New environment, new rules. I moved back to The Netherlands just a few days ago and since I’ve been back, I haven’t yet seen the sun shining. It’s fall and that means a lot of grey. A lot of rain and wind and it’s already pretty cold out. I will however want to continue my outdoor runs. Working out outdoors has it’s clear benefits. See about this my previous post janshealthdepartment.com/2015/09/14/why-exercising-outdoors-is-the-best/.To get through the cold season fit and safe, here’s some tips for running outdoors when it’s cold and there’s more rain than shine.
1) Get motivated
The hardest part of running in the rain or cold is to get out of the door and to just get started. Tell yourself that you can get back inside after 5 minutes if it’s really bad. Once you start running, it’s easier. It might help to make a date with someone to run or join a local running club or group. You can’t back out when someone is waiting for you. Once you begin and you’ve warmed up, you’ll notice that you’re actually enjoying the run. To stay motivated and avoid getting bored it also helps to vary your route. Even running the same route in the opposite direction will add variety to your run. You’ll also get motivated by having a realistic goal to work towards.
2) Wear layers
When it’s cold and rainy, it’s advisable to dress sensibly by wearing layers. The most important layer is the one closest to your body. Make sure it’s a technical fabric (such as polypropylene or CoolMax) which wicks water and sweat away from your skin. Don’t run in cotton or another non-wickering material when it’s cold. The next layer will depend in the weather. It could be a lightweight fleece or a wind- and water-resistant jacket when it’s windy and/or rainy. If it gets too warm, you can tie it around your waist to cool off. Don’t wear a waterproof rain jacket because it will trap moisture and heat. In cold weather, a hat and gloves are a good idea to stop you from losing heat from your head and hands. If you have cold feet, find some merino wool socks. They will keep your feet warm, even when wet.
3) Don’t overdress
Overdressing is a mistake that many runners make when going out for a rainy run. Wearing more layers will not keep you dry. If you have tons of layers on, you will just be wearing more wet, heavy clothes. Dressing too heavy will also make running much harder. Dress for the temperature, as if it were a dry day.
4) Wear a hat with a brim
When running in the rain a hat with a brim can keep the rain out of your face and helps block the wind allowing you to see, even when it’s pouring rain.
5) Be visible
Select outer layers that are very bright or light-coloured (white or fluorescent yellow) and have reflective strips, to increase your visibility and safety while running in the rain or in limited daylight.
6) Prevent chafing
On longer runs, prevent chafing by spreading Vaseline or another non-chafe product on places likely to cause friction; your feet, inner thighs, underarms or sport bra lines.
7) Warm up & cool down
A good warm-up is essential to avoid injury, but it’s even more important in winter when it can take longer for your body to warm up. Warm up by moving around inside enough to get your blood flowing without starting to sweat. Run up and down the stairs, do a few yoga sun salutations or use a jump rope. Outside, start your run gentle and gradually increase your pace until after around 10 minutes, you get to the pace you’re going to maintain for most of the run. To cool down, continue running at an easier pace or fast walk for 5 to 10 minutes. This will help your body recover after your run. Don’t stop though and do your stretches indoors to avoid getting too cold.
8) Be careful
While running in the cold, dark or rain, be extra careful and watch your footing. Roads get slick when it’s wet and puddles might hide holes.

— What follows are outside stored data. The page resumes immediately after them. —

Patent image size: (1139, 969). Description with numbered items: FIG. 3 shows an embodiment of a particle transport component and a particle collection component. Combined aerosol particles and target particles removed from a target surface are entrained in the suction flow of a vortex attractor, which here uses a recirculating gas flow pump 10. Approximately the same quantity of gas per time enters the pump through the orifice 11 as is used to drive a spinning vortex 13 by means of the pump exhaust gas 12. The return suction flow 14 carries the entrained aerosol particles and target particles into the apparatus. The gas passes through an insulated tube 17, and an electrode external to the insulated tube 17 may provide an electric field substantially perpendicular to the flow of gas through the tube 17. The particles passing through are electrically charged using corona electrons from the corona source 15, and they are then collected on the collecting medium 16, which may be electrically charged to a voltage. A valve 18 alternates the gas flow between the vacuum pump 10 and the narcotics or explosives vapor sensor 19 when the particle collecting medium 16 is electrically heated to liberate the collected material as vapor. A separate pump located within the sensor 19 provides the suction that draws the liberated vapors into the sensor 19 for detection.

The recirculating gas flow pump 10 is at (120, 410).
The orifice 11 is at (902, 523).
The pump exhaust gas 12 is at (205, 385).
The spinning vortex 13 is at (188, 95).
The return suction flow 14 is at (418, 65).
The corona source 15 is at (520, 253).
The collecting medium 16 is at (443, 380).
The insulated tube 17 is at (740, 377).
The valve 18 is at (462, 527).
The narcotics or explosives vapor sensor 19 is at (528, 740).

9) Change your clothes quickly post-run
Your core body temperature drops as soon as you stop running. Change your clothes as soon as you can. Put a dry hat on wet hair and drink something hot.
10) Dry out your shoes
When you get back from a wet run, take off your running shoes and stuff them with crumpled balls of newspaper. This helps the shoes keep their shape, and the paper draws moisture away from the shoes. Don’t put them in the dryer or in front of a heater as this can shrink them or change their shape so they won’t fit you properly anymore.
Running in the wet or cold can reduce your thirst, and wearing several layers of clothing can increase your perspiration. So even if you don’t feel sweaty or thirsty, dehydration is still a risk .
12) Reward yourself!
Running on a cold, windy or rainy day is not really fun. So after you get back from a run in these circumstances, be proud of yourself for pushing through. Enjoy your moment in a nice warm environment with a hot coffee, tea or choco. Well done!